Here I have assumed that these six countries gain the same percentage shares of total Chinese imports in 2021-2026 as they did in in 2020.

By just raising the average operating rate to 90% as we have no unconfirmed capacity listed until 2026:

  • China’s imports from South Korea, China’s leading source of imports in 2020, would fall from 824,702 tonnes in 2021 to 248,213 tonnes in 2025.
  • Second-placed Singapore would see imports by China fall from 532,106 tonnes in 2021 to 160,149 tonnes in 2025.

The watershed year is 2026 when 5.1m tonnes/year of unconfirmed capacity may come onstream in that year alone. If all these plants were to happen- and if operating rates were again at 90% – imports from every destination would fall to zero in 2026.

Why this kind of analysis matters so, so much is because we estimate that China accounted for 43% of total global net imports of PP in 2020, among countries and regions that imported more than they exported.

So, take China entirely out of the import equation, and, aside from just the direct effect on the major exporters, global supply might lengthen substantially.

Now a look at the final chart for today. This takes five of China’s top six PP trading partners in 2020 (data on the United Arab Emirates wasn’t available) and looks at exports to China as percentages of their total exports and exports to China as percentages of their total production.

Based on averages across the two percentage measures, the most exposed is Taiwan at 56% followed by Singapore at 35%, Thailand at 33%, South Korea at 31% and Saudi Arabia at 20%.

Your essential China toolkit: how to monitor what happens next

I must again stress that my alternative outlook for China’s PP imports in 2021-2031 should not be taken as a proper scenario. It is for demonstration purposes only to illustrate an extreme alternative. For proper scenario work, contact our team of consultants and analysts via me at john.richardson@icis.com.

I do personally believe, however, (and this is my view and not that of ICIS) that China will push very aggressively towards PP self-sufficiency for raw-material cost, economic value-addition and geopolitical reasons.

To these ends, I was told this week that China’s new coastal propane dehydrogenation-based PP plants have been built largely to serve the export market. With regards feedstock, they are taking advantage of globally long propane markets and their ability to trade propane.

A lot more coastal export-focused PP capacity is said to be on the way.

Clearly, the opportunities for purchasing managers at the converters and brand owners could be huge, provided they devote a razor-like focus on what is happening to Chinese imports. This will require quarterly reviews of how the short, medium and long-term outlook for Chinese imports has shifted.

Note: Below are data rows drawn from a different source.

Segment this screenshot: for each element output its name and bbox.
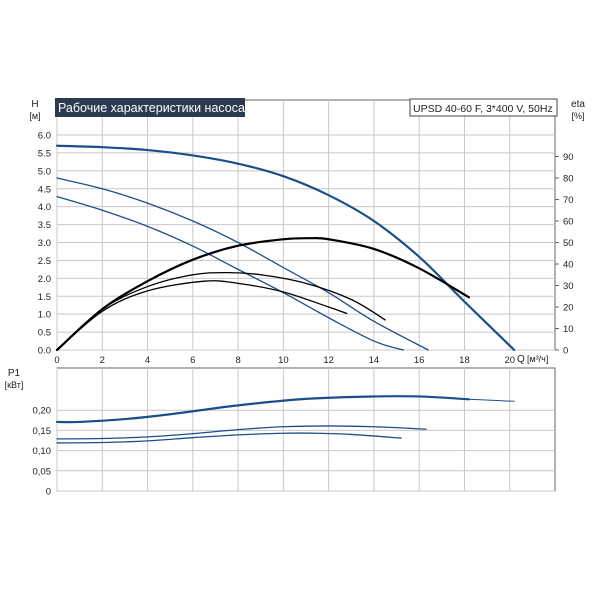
grid-layer [56,99,559,492]
x-tick-label: 18 [459,355,470,366]
y-tick-label: 0.5 [38,328,51,339]
x-tick-label: 16 [414,355,425,366]
series-layer [55,144,516,444]
power-tick-label: 0,10 [33,446,52,457]
y2-tick-label: 20 [563,303,574,314]
y-tick-label: 3.5 [38,220,51,231]
flow-axis-unit: [м³/ч] [527,354,548,364]
y-tick-label: 0.0 [38,346,51,357]
y2-tick-label: 60 [563,217,574,228]
power-curve-3 [56,432,402,444]
x-tick-label: 0 [54,355,59,366]
y-tick-label: 5.0 [38,166,51,177]
power-panel-frame [56,367,556,492]
efficiency-curve-4 [56,271,386,351]
title-background [55,98,245,117]
tick-layer: 0 2 4 6 8 10 12 14 16 18 20 0.0 0.5 1.0 1.5 2.0 2.5 3.0 3.… [33,131,574,498]
efficiency-curve-5 [56,280,348,351]
x-tick-label: 10 [278,355,289,366]
y-tick-label: 3.0 [38,238,51,249]
chart-title: Рабочие характеристики насоса [58,101,245,115]
power-tick-label: 0 [46,487,51,498]
y-tick-label: 2.0 [38,274,51,285]
head-curve-0 [55,144,516,352]
y2-tick-label: 70 [563,195,574,206]
eta-axis-label: eta [571,99,585,110]
y-tick-label: 1.5 [38,292,51,303]
power-curve-2 [56,425,427,440]
model-box [409,98,558,117]
efficiency-curve-3 [55,236,471,352]
power-tick-label: 0,15 [33,426,52,437]
power-axis-unit: [кВт] [5,380,24,390]
model-label: UPSD 40-60 F, 3*400 V, 50Hz [413,103,553,115]
x-tick-label: 12 [323,355,334,366]
y-tick-label: 2.5 [38,256,51,267]
x-tick-label: 8 [235,355,240,366]
y2-tick-label: 80 [563,174,574,185]
y2-tick-label: 50 [563,238,574,249]
power-tick-label: 0,05 [33,466,52,477]
y2-tick-label: 30 [563,281,574,292]
x-tick-label: 6 [190,355,195,366]
y-tick-label: 1.0 [38,310,51,321]
y-tick-label: 4.5 [38,184,51,195]
eta-axis-unit: [%] [571,111,584,121]
y-tick-label: 4.0 [38,202,51,213]
y2-tick-label: 40 [563,260,574,271]
x-tick-label: 20 [504,355,515,366]
y2-tick-label: 10 [563,324,574,335]
power-curve-0 [55,395,471,424]
flow-axis-label: Q [517,354,525,365]
x-tick-label: 4 [145,355,150,366]
power-curve-1 [468,398,515,402]
head-axis-label: H [31,99,38,110]
y2-tick-label: 90 [563,152,574,163]
head-curve-2 [56,195,404,351]
power-tick-label: 0,20 [33,406,52,417]
y-tick-label: 6.0 [38,131,51,142]
power-axis-label: P1 [8,368,21,379]
y-tick-label: 5.5 [38,148,51,159]
head-curve-1 [56,177,429,351]
head-axis-unit: [м] [29,111,40,121]
y2-tick-label: 0 [563,346,568,357]
x-tick-label: 2 [100,355,105,366]
x-tick-label: 14 [369,355,380,366]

You will need to consider the following three variables, with support from our data and analysis:

  1. The start-up of new plants in China and how they are operating. Plants may, of course, be delayed.
  2. This will be driven by the strength of China’s export trade (the “China in China out” story) and local consumption. The variables include how supply chain disruptions might disrupt Chinese exports and government efforts to control local debt and reduce regional income inequality. China is in my view four discrete economic regions: the rich southern and eastern coastal provinces, the booming provinces adjacent to the rich southern and eastern provinces, the struggling north eastern “rust belt” and the very poor far west. Each of these regions requires separate study to get to an overall view of China, in my opinion.
  3. Project intelligence: our close tracking of the projects, how close they are to final approval, and thus constantly updated commissioning dates.

Recycling? I have come to the view that the growth of this industry in China will only have a marginal impact on virgin PP supply and demand up until at least 2031.

You are a purchasing manager who needs to provide your CEO with an elevator pitch in one of those famously hard single PowerPoint slides. How do you boil this down to get the resources you need for this kind of research?

Here is your answer: “Today’s world of petrochemical inflation may switch to one of deflation because of rising Chinese self-sufficiency.”

This the headline done for you. Now your challenge and our challenge is the detail.